The class will begin with non-tech related physical research, creation, and play. We will focus on themes that intersect both the technical and performance worlds including: presence, interaction, authenticity, and immersion. What is presence and how does connecting with the body help us be more “here”? How can sensation inspire creation and enhance performance? How might games and play inform the creative process? The second half will explore movement in relation to technology, exploring Virtual Reality, Motion Capture, and Artificial Intelligence. Can deepening sensation help us better interact with technologies that take us away from corporeal experiences? How might we use those technologies to bring us back to our bodies?

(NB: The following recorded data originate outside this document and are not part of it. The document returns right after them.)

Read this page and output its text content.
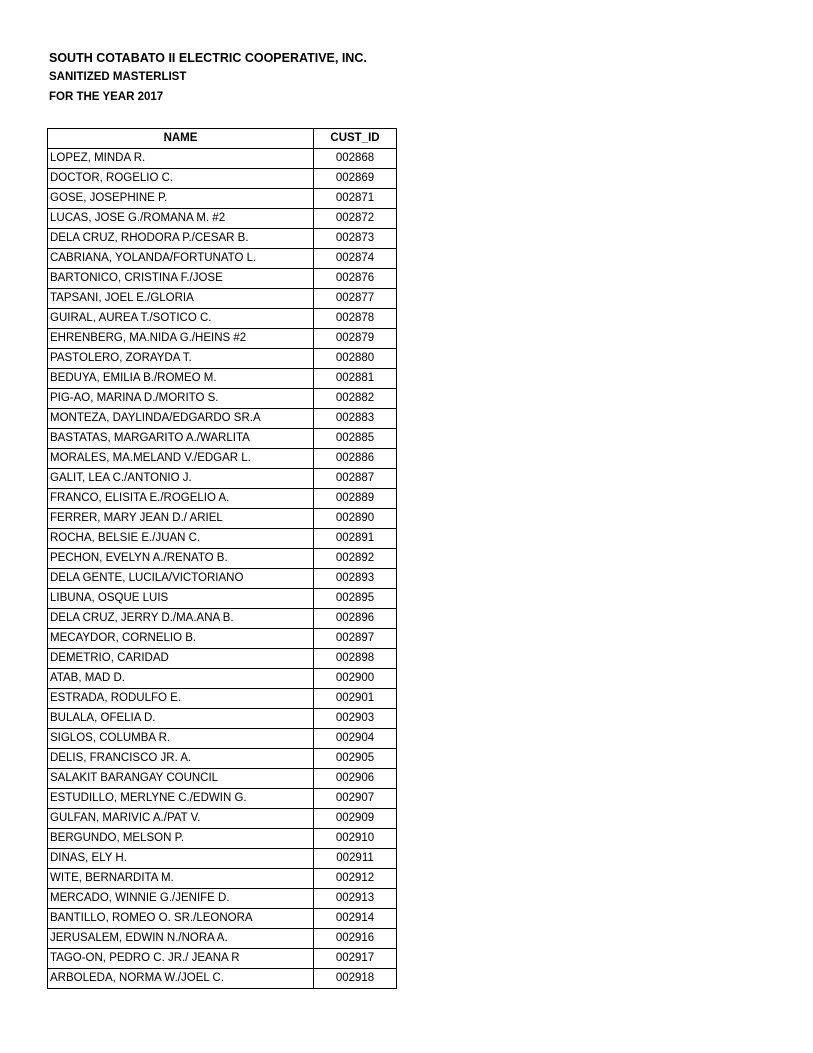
SOUTH COTABATO II ELECTRIC COOPERATIVE, INC.
SANITIZED MASTERLIST
FOR THE YEAR 2017
NAME	CUST_ID
LOPEZ, MINDA R.	002868
DOCTOR, ROGELIO C.	002869
GOSE, JOSEPHINE P.	002871
LUCAS, JOSE G./ROMANA M. #2	002872
DELA CRUZ, RHODORA P./CESAR B.	002873
CABRIANA, YOLANDA/FORTUNATO L.	002874
BARTONICO, CRISTINA F./JOSE	002876
TAPSANI, JOEL E./GLORIA	002877
GUIRAL, AUREA T./SOTICO C.	002878
EHRENBERG, MA.NIDA G./HEINS #2	002879
PASTOLERO, ZORAYDA T.	002880
BEDUYA, EMILIA B./ROMEO M.	002881
PIG-AO, MARINA D./MORITO S.	002882
MONTEZA, DAYLINDA/EDGARDO SR.A	002883
BASTATAS, MARGARITO A./WARLITA	002885
MORALES, MA.MELAND V./EDGAR L.	002886
GALIT, LEA C./ANTONIO J.	002887
FRANCO, ELISITA E./ROGELIO A.	002889
FERRER, MARY JEAN D./ ARIEL	002890
ROCHA, BELSIE E./JUAN C.	002891
PECHON, EVELYN A./RENATO B.	002892
DELA GENTE, LUCILA/VICTORIANO	002893
LIBUNA, OSQUE LUIS	002895
DELA CRUZ, JERRY D./MA.ANA B.	002896
MECAYDOR, CORNELIO B.	002897
DEMETRIO, CARIDAD	002898
ATAB, MAD D.	002900
ESTRADA, RODULFO E.	002901
BULALA, OFELIA D.	002903
SIGLOS, COLUMBA R.	002904
DELIS, FRANCISCO JR. A.	002905
SALAKIT BARANGAY COUNCIL	002906
ESTUDILLO, MERLYNE C./EDWIN G.	002907
GULFAN, MARIVIC A./PAT V.	002909
BERGUNDO, MELSON P.	002910
DINAS, ELY H.	002911
WITE, BERNARDITA M.	002912
MERCADO, WINNIE G./JENIFE D.	002913
BANTILLO, ROMEO O. SR./LEONORA	002914
JERUSALEM, EDWIN N./NORA A.	002916
TAGO-ON, PEDRO C. JR./ JEANA R	002917
ARBOLEDA, NORMA W./JOEL C.	002918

The class is open to all majors, up to 25 students. Readings range from sociology of games and psychology of play to embodied cognition and media studies. Guest lectures include sessions from leading VR director and AI artist Pierre Zandrowicz and mindfulness expert Adriana Difazio, with potential additional experts in these fields. The class final will require students, working in teams, to pitch their own immersive media project or to present a short performance developed through game and play principles.
DNCE BC3334 Improvisation
“Man, sometimes it takes a long time to sound like yourself”- Miles Davis
This course will explore an array of approaches to improvisation to help students discover and define their improvisational voice. Improvisation, the practice of instantaneous creativity, is used in the ever-more collaborative practices seen in today’s contemporary companies, from auditions to rehearsals to performances. Beyond the professional realm, improvisation is a rich tool for artists to discover new ways of knowing and expressing themselves. Becoming familiar with one’s own creative voice takes time and courage. How do we discern habits from style? How do self-directed tasks help us overcome creative blocks? When there are no clear pathways -in life or in the studio -how do constraints create a framework for moving forward? How does listening closely to the body prompt novel movement invention? This course draws from various improvisation techniques that range from: using sensation and imagery inspired by Body Mind Centering and Gaga methods; to focused musicality inspired by social dances; to finding inspiration from our environments; to mining and transforming dance techniques already familiar in the body.